Because karyotype change commonly generates reproductive isolation between diverging species, rapid karyotype evolution, like that seen in plants, may increase the total rate of diversification. However, few studies have investigated this predicted relationship. Tests of this prediction have identified a positive correlation between the rate of karyotype change (specifically whole genome duplications) and diversification, but tests have been restricted to relatively small and young clades. Fortunately, novel macroevolutionary models have recently become available to investigate patterns of karyotype evolution in large phylogenies, providing new opportunity to investigate variation in karyotype driven diversification. Ferns are one of the most karyotype rich lineages of land plants, but it is not well understood how karyotype changes contribute to diversification across the fern phylogeny. To investigate variation in the contribution of karyotype change to fern diversification, we extend the Chromosome Number Hidden State-dependent Speciation and Extinction model (ChromoHiSSE) to include polyploidy and demi-polyploidy. We use our extended RevBayes implementation of ChromoHiSSE to investigate the evolution of karyotype across 962 leptosporangiate ferns. We recover two distinct modes of chromosome number evolution in ferns.
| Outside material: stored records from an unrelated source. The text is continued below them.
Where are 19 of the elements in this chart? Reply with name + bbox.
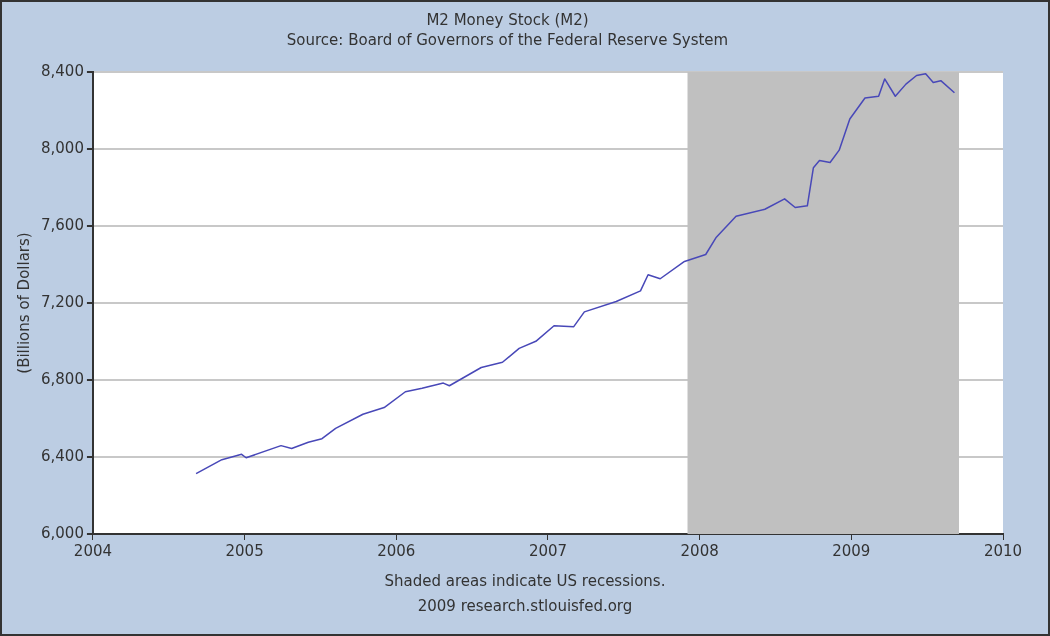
y-tick-label: 6,000	[40, 523, 84, 542]
y-axis-title: (Billions of Dollars)	[14, 232, 33, 374]
text: 2009 research.stlouisfed.org	[417, 596, 633, 615]
x-tick-label: 2008	[680, 541, 719, 560]
x-tick-label: 2007	[528, 541, 568, 560]
y-tick-label: 6,400	[40, 446, 84, 465]
text: Shaded areas indicate US recessions.	[384, 571, 666, 590]
y-tick-label: 6,800	[40, 369, 84, 388]
y-tick-label: 7,200	[40, 292, 84, 311]
chart-title: M2 Money Stock (M2)	[426, 10, 589, 29]
x-tick-label: 2006	[377, 541, 416, 560]
x-tick-label: 2005	[225, 541, 264, 560]
y-tick-label: 7,600	[40, 215, 84, 234]
y-tick-label: 8,000	[40, 138, 84, 157]
x-tick-label: 2010	[983, 541, 1023, 560]
y-tick-label: 8,400	[40, 61, 84, 80]
chart-subtitle: Source: Board of Governors of the Federal Reserve System	[286, 30, 729, 49]
x-tick-label: 2009	[832, 541, 871, 560]
x-tick-label: 2004	[73, 541, 113, 560]
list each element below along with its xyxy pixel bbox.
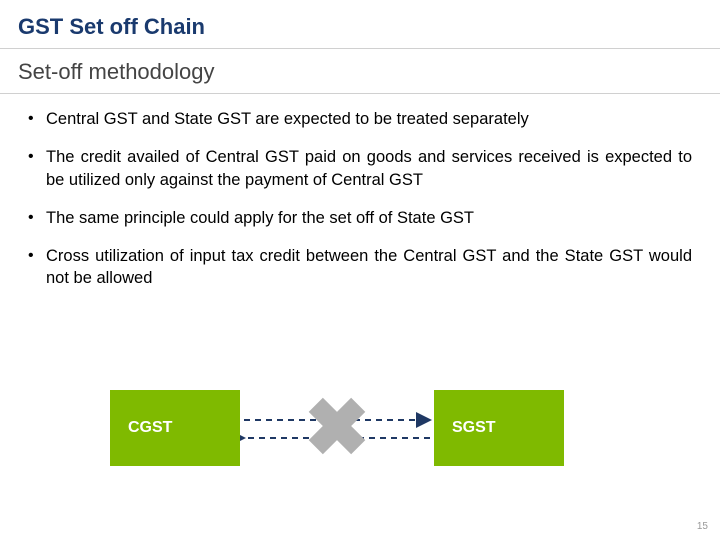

Our Diversification mode is characterized by low rates of karyotype change and net positive diversification, while the Karyotype-change mode is characterized by rapid cladogenetic and anagenetic state changes but net negative diversification. Our investigation is the first to simultaneously model anagenetic and cladogenetic chromosome change in ferns and provides the most complete reconstruction of fern chromosome number evolution. We reinforce the conclusion that modern fern diversity is shaped substantially by polyploid speciation but challenge the assertion that diversification rates are enhanced by karyotype-driven cladogenesis. In ferns, we find that lineages with high chromosome number lability are less likely to persist in the long-term.